Sunday, April 26, 2009

NCLB

Jay Mathews Yields to Persuasion

You have to admire Washington Post columnist Jay Mathews for his openness to persuasion. Unlike so many education commentators, he is willing to budge an inch or two in the face of compelling arguments.

The latest example of this pliability came on Monday, when he responded to a young teacher's concerns about the effect of testing and accountability pressures on teaching and learning. He was willing to concede two problems the young teacher raised:

  1. With its all-or-nothing focus on passing state tests, No Child Left Behind turns a blind eye to much excellent work in schools.
  2. Current accountability policies encourage schools to focus on "bubble kids"--students just under the passing bar. Meanwhile, those schools leave other children behind.

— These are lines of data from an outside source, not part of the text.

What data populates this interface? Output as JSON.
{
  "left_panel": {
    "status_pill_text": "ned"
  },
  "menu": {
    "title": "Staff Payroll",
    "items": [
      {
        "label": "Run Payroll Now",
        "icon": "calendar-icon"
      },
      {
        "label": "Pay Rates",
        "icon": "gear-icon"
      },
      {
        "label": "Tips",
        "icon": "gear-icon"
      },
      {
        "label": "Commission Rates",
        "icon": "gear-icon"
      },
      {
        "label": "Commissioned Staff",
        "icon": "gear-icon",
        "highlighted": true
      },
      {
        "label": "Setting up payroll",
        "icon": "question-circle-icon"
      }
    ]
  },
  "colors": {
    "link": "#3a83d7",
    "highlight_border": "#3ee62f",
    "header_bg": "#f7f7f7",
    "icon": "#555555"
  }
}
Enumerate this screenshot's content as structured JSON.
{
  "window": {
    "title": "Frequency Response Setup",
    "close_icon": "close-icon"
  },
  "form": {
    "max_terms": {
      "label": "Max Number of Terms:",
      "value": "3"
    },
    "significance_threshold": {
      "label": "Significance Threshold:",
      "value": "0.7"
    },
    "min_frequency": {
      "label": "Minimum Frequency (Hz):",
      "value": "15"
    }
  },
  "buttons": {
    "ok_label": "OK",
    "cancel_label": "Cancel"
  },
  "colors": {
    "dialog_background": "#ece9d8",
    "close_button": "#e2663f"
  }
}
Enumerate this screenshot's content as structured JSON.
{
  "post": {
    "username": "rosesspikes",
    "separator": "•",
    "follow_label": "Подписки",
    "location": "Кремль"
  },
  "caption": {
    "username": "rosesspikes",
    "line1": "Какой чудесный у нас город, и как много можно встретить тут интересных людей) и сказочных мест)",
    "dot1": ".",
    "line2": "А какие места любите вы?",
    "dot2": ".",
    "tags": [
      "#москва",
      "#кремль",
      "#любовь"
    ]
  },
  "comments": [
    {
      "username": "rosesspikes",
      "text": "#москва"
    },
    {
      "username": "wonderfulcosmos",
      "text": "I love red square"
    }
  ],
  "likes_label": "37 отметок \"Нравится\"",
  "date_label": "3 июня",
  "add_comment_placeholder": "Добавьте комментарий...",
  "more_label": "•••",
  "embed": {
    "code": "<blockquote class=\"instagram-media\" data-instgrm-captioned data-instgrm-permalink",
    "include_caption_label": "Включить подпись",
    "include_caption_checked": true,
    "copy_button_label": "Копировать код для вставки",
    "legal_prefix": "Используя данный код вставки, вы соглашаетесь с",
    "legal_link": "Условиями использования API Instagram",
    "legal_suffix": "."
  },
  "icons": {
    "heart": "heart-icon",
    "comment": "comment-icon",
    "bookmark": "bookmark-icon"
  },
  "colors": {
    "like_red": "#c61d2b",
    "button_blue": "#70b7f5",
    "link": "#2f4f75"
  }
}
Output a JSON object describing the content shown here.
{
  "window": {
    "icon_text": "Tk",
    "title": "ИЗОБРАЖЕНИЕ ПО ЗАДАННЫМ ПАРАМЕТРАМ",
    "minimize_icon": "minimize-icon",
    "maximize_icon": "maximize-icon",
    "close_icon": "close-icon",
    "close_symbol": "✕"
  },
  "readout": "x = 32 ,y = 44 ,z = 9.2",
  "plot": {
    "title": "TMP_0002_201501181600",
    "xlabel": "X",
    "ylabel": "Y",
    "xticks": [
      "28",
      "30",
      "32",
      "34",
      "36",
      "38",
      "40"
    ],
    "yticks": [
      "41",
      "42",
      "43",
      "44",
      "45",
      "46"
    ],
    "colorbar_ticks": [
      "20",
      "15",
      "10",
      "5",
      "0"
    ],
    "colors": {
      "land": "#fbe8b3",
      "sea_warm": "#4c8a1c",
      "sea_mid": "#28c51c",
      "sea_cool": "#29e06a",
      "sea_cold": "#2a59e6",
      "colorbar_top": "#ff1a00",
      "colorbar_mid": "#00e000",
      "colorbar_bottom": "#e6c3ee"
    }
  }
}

Mathews' instinctive reaction to the "bubble kids" phenomenon is fairly common: "A good principal...would put an end to such nonsense." This response certainly carries genuine emotional weight. Still, it puzzles me that so many DC policy wonks invoke it in defense of No Child Left Behind in its current form.

What, after all, is the point of a policy that creates poor incentives and encourages perverse behavior? If we can rely on everyone to do the right thing regardless of consequences, then we hardly need accountability systems in the first place.

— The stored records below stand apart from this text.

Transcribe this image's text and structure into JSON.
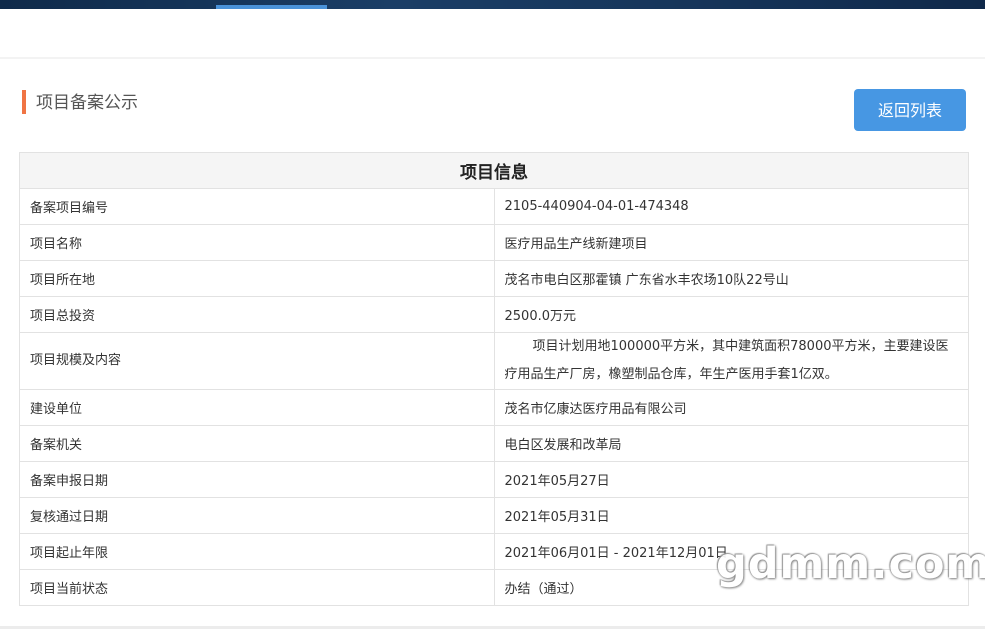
{
  "section_title": "项目备案公示",
  "back_button": "返回列表",
  "table": {
    "header": "项目信息",
    "rows": [
      {
        "label": "备案项目编号",
        "value": "2105-440904-04-01-474348"
      },
      {
        "label": "项目名称",
        "value": "医疗用品生产线新建项目"
      },
      {
        "label": "项目所在地",
        "value": "茂名市电白区那霍镇 广东省水丰农场10队22号山"
      },
      {
        "label": "项目总投资",
        "value": "2500.0万元"
      },
      {
        "label": "项目规模及内容",
        "value": "项目计划用地100000平方米，其中建筑面积78000平方米，主要建设医疗用品生产厂房，橡塑制品仓库，年生产医用手套1亿双。"
      },
      {
        "label": "建设单位",
        "value": "茂名市亿康达医疗用品有限公司"
      },
      {
        "label": "备案机关",
        "value": "电白区发展和改革局"
      },
      {
        "label": "备案申报日期",
        "value": "2021年05月27日"
      },
      {
        "label": "复核通过日期",
        "value": "2021年05月31日"
      },
      {
        "label": "项目起止年限",
        "value": "2021年06月01日 - 2021年12月01日"
      },
      {
        "label": "项目当前状态",
        "value": "办结（通过）"
      }
    ]
  },
  "watermark": "gdmm.com",
  "colors": {
    "accent_bar": "#f07444",
    "button": "#4797e3",
    "top_nav": "#16355a"
  }
}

As Mathews realizes, even good principals succumb to pressures to focus on "bubble kids" when the stakes are so high. When he learns that the founder of DC's much-admired Cesar Chavez charter school does it, he concludes that it is "a bigger problem than I thought."

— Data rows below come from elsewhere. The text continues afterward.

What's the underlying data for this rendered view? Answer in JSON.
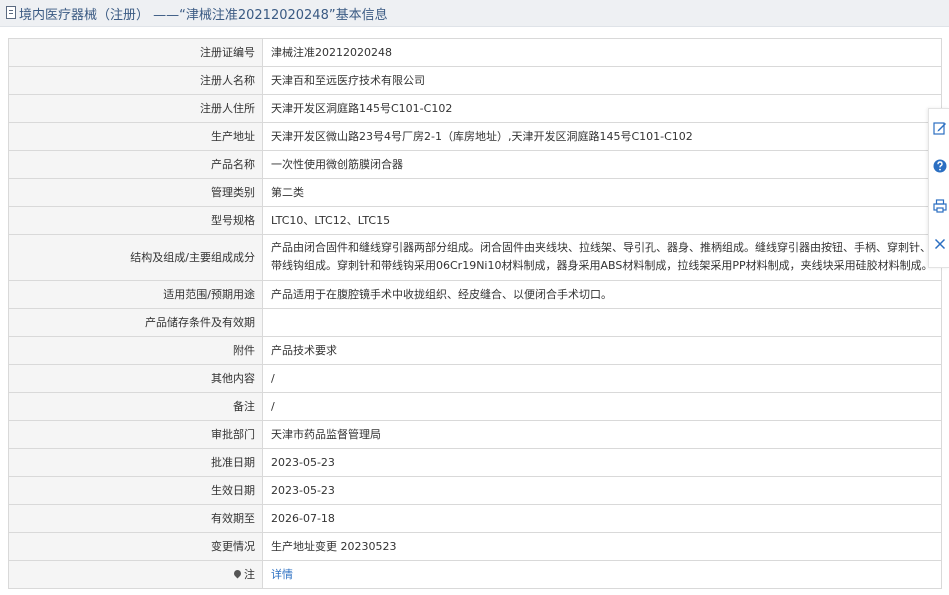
{
  "header": {
    "title": "境内医疗器械（注册） ——“津械注准20212020248”基本信息"
  },
  "rows": [
    {
      "label": "注册证编号",
      "value": "津械注准20212020248"
    },
    {
      "label": "注册人名称",
      "value": "天津百和至远医疗技术有限公司"
    },
    {
      "label": "注册人住所",
      "value": "天津开发区洞庭路145号C101-C102"
    },
    {
      "label": "生产地址",
      "value": "天津开发区微山路23号4号厂房2-1（库房地址）,天津开发区洞庭路145号C101-C102"
    },
    {
      "label": "产品名称",
      "value": "一次性使用微创筋膜闭合器"
    },
    {
      "label": "管理类别",
      "value": "第二类"
    },
    {
      "label": "型号规格",
      "value": "LTC10、LTC12、LTC15"
    },
    {
      "label": "结构及组成/主要组成成分",
      "value": "产品由闭合固件和缝线穿引器两部分组成。闭合固件由夹线块、拉线架、导引孔、器身、推柄组成。缝线穿引器由按钮、手柄、穿刺针、带线钩组成。穿刺针和带线钩采用06Cr19Ni10材料制成，器身采用ABS材料制成，拉线架采用PP材料制成，夹线块采用硅胶材料制成。"
    },
    {
      "label": "适用范围/预期用途",
      "value": "产品适用于在腹腔镜手术中收拢组织、经皮缝合、以便闭合手术切口。"
    },
    {
      "label": "产品储存条件及有效期",
      "value": ""
    },
    {
      "label": "附件",
      "value": "产品技术要求"
    },
    {
      "label": "其他内容",
      "value": "/"
    },
    {
      "label": "备注",
      "value": "/"
    },
    {
      "label": "审批部门",
      "value": "天津市药品监督管理局"
    },
    {
      "label": "批准日期",
      "value": "2023-05-23"
    },
    {
      "label": "生效日期",
      "value": "2023-05-23"
    },
    {
      "label": "有效期至",
      "value": "2026-07-18"
    },
    {
      "label": "变更情况",
      "value": "生产地址变更 20230523"
    }
  ],
  "note": {
    "label": "注",
    "link": "详情"
  },
  "colors": {
    "header_bg": "#eef0f3",
    "title": "#3a5a83",
    "label_bg": "#f5f5f5",
    "border": "#d9d9d9",
    "link": "#2b6fc2",
    "toolbar_icon": "#2b6fc2"
  },
  "toolbar": {
    "icons": [
      "edit-icon",
      "help-icon",
      "print-icon",
      "close-icon"
    ]
  }
}
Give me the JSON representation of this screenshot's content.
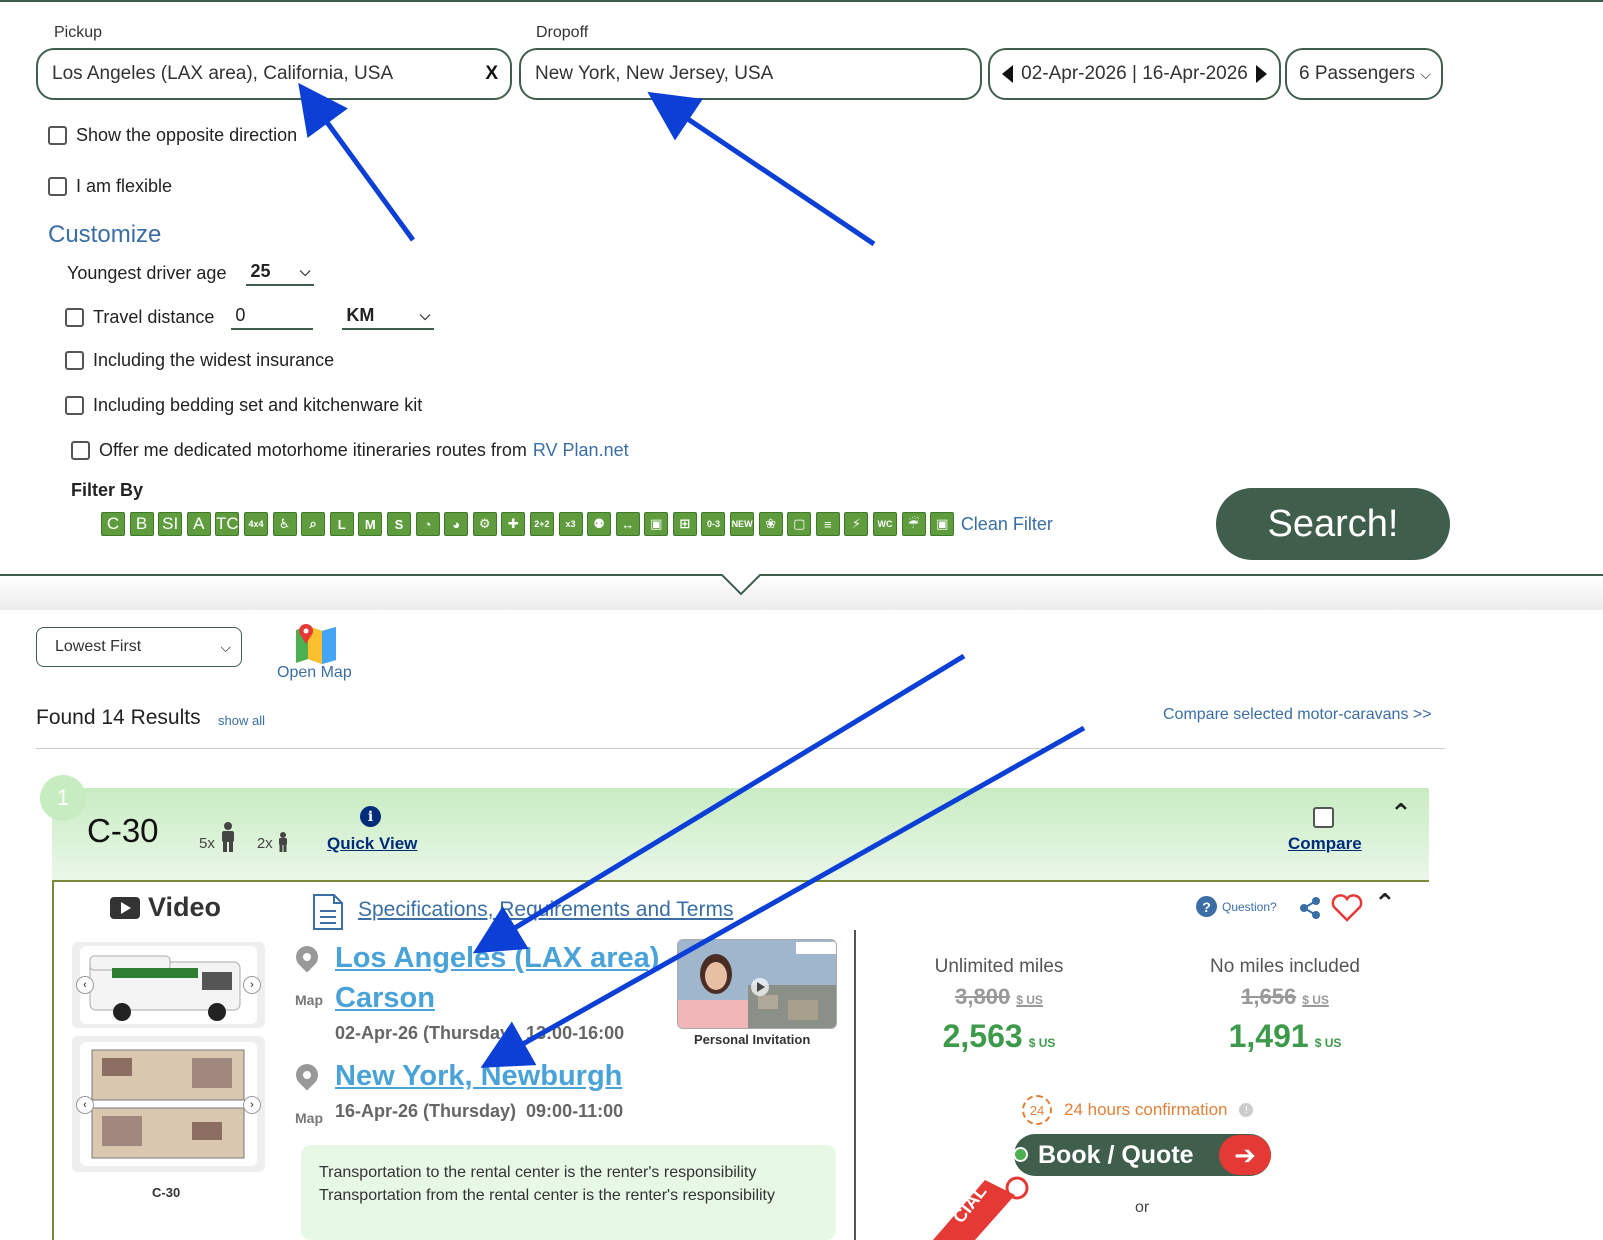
{
  "search": {
    "pickup_label": "Pickup",
    "pickup_value": "Los Angeles (LAX area), California, USA",
    "clear_symbol": "X",
    "dropoff_label": "Dropoff",
    "dropoff_value": "New York, New Jersey, USA",
    "dates_value": "02-Apr-2026 | 16-Apr-2026",
    "passengers_value": "6 Passengers",
    "opposite_direction_label": "Show the opposite direction",
    "flexible_label": "I am flexible"
  },
  "customize": {
    "title": "Customize",
    "driver_age_label": "Youngest driver age",
    "driver_age_value": "25",
    "travel_distance_label": "Travel distance",
    "travel_distance_value": "0",
    "distance_unit": "KM",
    "insurance_label": "Including the widest insurance",
    "bedding_label": "Including bedding set and kitchenware kit",
    "itineraries_label": "Offer me dedicated motorhome itineraries routes from",
    "itineraries_link": "RV Plan.net"
  },
  "filter": {
    "title": "Filter By",
    "text_chips": [
      "C",
      "B",
      "SI",
      "A",
      "TC"
    ],
    "icon_chips": [
      "4x4",
      "wheelchair",
      "search-zoom",
      "L",
      "M",
      "S",
      "gauge-1",
      "gauge-2",
      "gear",
      "plus",
      "2+2",
      "x3",
      "family",
      "width",
      "bus-1",
      "bus-plus",
      "0-3",
      "NEW",
      "paw",
      "tv",
      "bed",
      "lightning",
      "WC",
      "shower",
      "bus-2"
    ],
    "clean_label": "Clean Filter",
    "search_button": "Search!"
  },
  "results": {
    "sort_value": "Lowest First",
    "open_map_label": "Open Map",
    "found_text": "Found 14 Results",
    "show_all_label": "show all",
    "compare_selected_label": "Compare selected motor-caravans >>"
  },
  "card": {
    "number": "1",
    "model": "C-30",
    "adults": "5x",
    "children": "2x",
    "quick_view": "Quick View",
    "compare_label": "Compare",
    "video_label": "Video",
    "thumb_caption": "C-30",
    "specs_link": "Specifications, Requirements and Terms",
    "question_label": "Question?",
    "pickup_location_line1": "Los Angeles (LAX area)",
    "pickup_location_line2": "Carson",
    "pickup_datetime": "02-Apr-26 (Thursday)  13:00-16:00",
    "dropoff_location": "New York, Newburgh",
    "dropoff_datetime": "16-Apr-26 (Thursday)  09:00-11:00",
    "map_label": "Map",
    "invitation_label": "Personal Invitation",
    "notice_line1": "Transportation to the rental center is the renter's responsibility",
    "notice_line2": "Transportation from the rental center is the renter's responsibility",
    "unlimited_title": "Unlimited miles",
    "unlimited_old": "3,800",
    "unlimited_new": "2,563",
    "nomiles_title": "No miles included",
    "nomiles_old": "1,656",
    "nomiles_new": "1,491",
    "currency": "$ US",
    "confirm_badge": "24",
    "confirm_text": "24 hours confirmation",
    "book_label": "Book / Quote",
    "or_label": "or",
    "ribbon_text": "CIAL"
  },
  "colors": {
    "brand_green": "#3f5f4c",
    "link_blue": "#3a6ea5",
    "price_green": "#3d9a4a",
    "location_blue": "#4aa3d8",
    "annotation_arrow": "#0b3fd6",
    "accent_red": "#e53935",
    "confirm_orange": "#e0813a"
  }
}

Sure, many schools offer all children rich instruction in the liberal arts and still manage to reach their performance targets on state assessments. This website celebrates many such schools. But is such courage always or even often rewarded? Are impressive achievement gains always recognized in AYP determinations?

Mathews recommends broader, fairer and more accurate measures of school and student success. Like many, he calls for measures that gauge students' academic improvement over time. He also seconds his young teacher's call for a more comprehensive vision of success:

It would be better to credit the school for important successes outside of testing, Fine wrote, such as "when a teacher energizes a reluctant reader to tackle a novel, when a struggling math student starts coming after school for tutoring, when an administrator finally gets a troublemaker to reflect on her actions."

...

There should also be a way to honor Fine's request for an extra dimension, such as reporting a rise in students doing scientific experiments or writing analytical papers. Some monitoring systems, such as those used by International Baccalaureate programs, do that. It is part of good teaching and should be available to everybody.

Using richer and more accurate measures for accountability purposes won't be easy. But many more people now agree that it's important.